DORSET County Council is reviewing its verge cutting after being caught out with a wet winter and mild spring – telling residents the state they have been left in recently is “unacceptable”.
The news comes after residents in Verwood complained that not only had verges not been cut soon enough but that when they had been they were left in a shocking state.
Both East Dorset District Council and Dorset County Council are responsible for verge cutting, with the county responsible for the main roads.
County council leader Spencer Flower, who lives in Verwood, said: “We cannot have a repeat of last year.
“We realise that grass cutting has fallen short of standards which are acceptable.”
He added: “Three years ago, following cuts in government funding, we reduced funding for highway verge cutting as part of a wider plan to save £60 million in revenue costs each year.
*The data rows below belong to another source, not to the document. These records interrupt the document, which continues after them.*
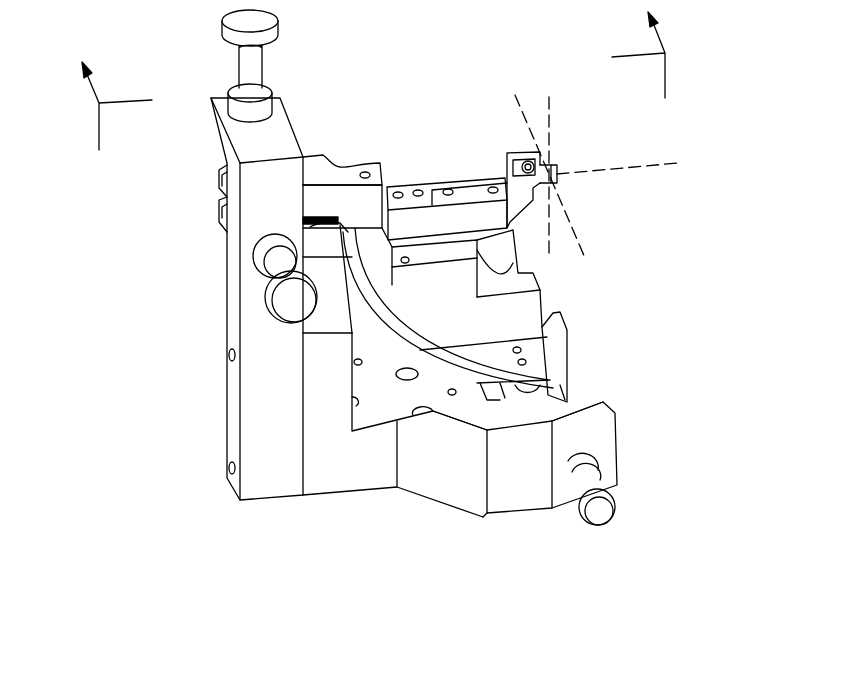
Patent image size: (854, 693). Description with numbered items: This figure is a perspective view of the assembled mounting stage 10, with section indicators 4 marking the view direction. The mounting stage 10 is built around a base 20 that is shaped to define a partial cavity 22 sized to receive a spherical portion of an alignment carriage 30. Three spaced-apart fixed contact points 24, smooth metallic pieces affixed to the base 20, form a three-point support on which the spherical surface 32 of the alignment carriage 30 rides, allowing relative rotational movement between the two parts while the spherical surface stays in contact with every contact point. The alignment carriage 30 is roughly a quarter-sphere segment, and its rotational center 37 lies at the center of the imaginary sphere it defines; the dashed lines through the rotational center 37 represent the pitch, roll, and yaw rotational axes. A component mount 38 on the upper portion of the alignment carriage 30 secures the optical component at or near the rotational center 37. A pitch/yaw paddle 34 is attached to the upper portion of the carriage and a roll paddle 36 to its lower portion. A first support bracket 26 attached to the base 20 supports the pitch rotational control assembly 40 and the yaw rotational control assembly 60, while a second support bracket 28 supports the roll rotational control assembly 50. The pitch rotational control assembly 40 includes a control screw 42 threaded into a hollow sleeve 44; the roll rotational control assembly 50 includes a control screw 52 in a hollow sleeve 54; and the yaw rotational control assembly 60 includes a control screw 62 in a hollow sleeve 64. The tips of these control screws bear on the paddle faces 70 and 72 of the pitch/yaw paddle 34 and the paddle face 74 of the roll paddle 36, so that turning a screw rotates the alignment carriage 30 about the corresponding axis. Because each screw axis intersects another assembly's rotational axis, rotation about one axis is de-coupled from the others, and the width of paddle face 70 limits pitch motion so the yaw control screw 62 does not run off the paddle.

The mounting stage 10 is at (151, 78).
The section view direction indicator 4 is at (367, 75).
The base 20 is at (326, 465).
The partial cavity 22 is at (389, 405).
The fixed contact points 24 is at (565, 410).
The first support bracket 26 is at (258, 182).
The second support bracket 28 is at (607, 437).
The alignment carriage 30 is at (500, 322).
The spherical surface 32 is at (363, 282).
The pitch/yaw paddle 34 is at (327, 197).
The roll paddle 36 is at (560, 350).
The rotational center 37 is at (558, 172).
The component mount 38 is at (466, 188).
The pitch rotational control assembly 40 is at (221, 60).
The control screw 42 is at (250, 63).
The hollow sleeve 44 is at (258, 107).
The roll rotational control assembly 50 is at (657, 495).
The control screw 52 is at (587, 523).
The hollow sleeve 54 is at (572, 468).
The yaw rotational control assembly 60 is at (235, 284).
The control screw 62 is at (281, 306).
The hollow sleeve 64 is at (262, 242).
The paddle face 70 is at (371, 221).
The paddle face 72 is at (316, 165).
The paddle face 74 is at (558, 373).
“The reduced frequency of the cuts, coupled with the wettest winter on record and the mild spring weather has resulted in a poor service for many locations.
“On behalf of the council I wish to apologise to our residents for the poor standards they have experienced so far this year.”
The county council has pledged to put an extra £100,000 in the verge cutting budget this year, and will pay particular attention to road junctions where long grass can obscure drivers’ view of oncoming traffic and pose a hazard.
Officers are also looking into whether the cuttings can be used for animal feed to make it sustainable, and seeing how best to adhere to wildlife guidelines laid down as part of the the Living verges Partnership.
Cllr Flower added: “We want to make the verge cutting programme more environmentally friendly and financially sustainable, supporting wildlife and also looking at ways we can use the cuttings for animal feed or as fuel for renewable energy.”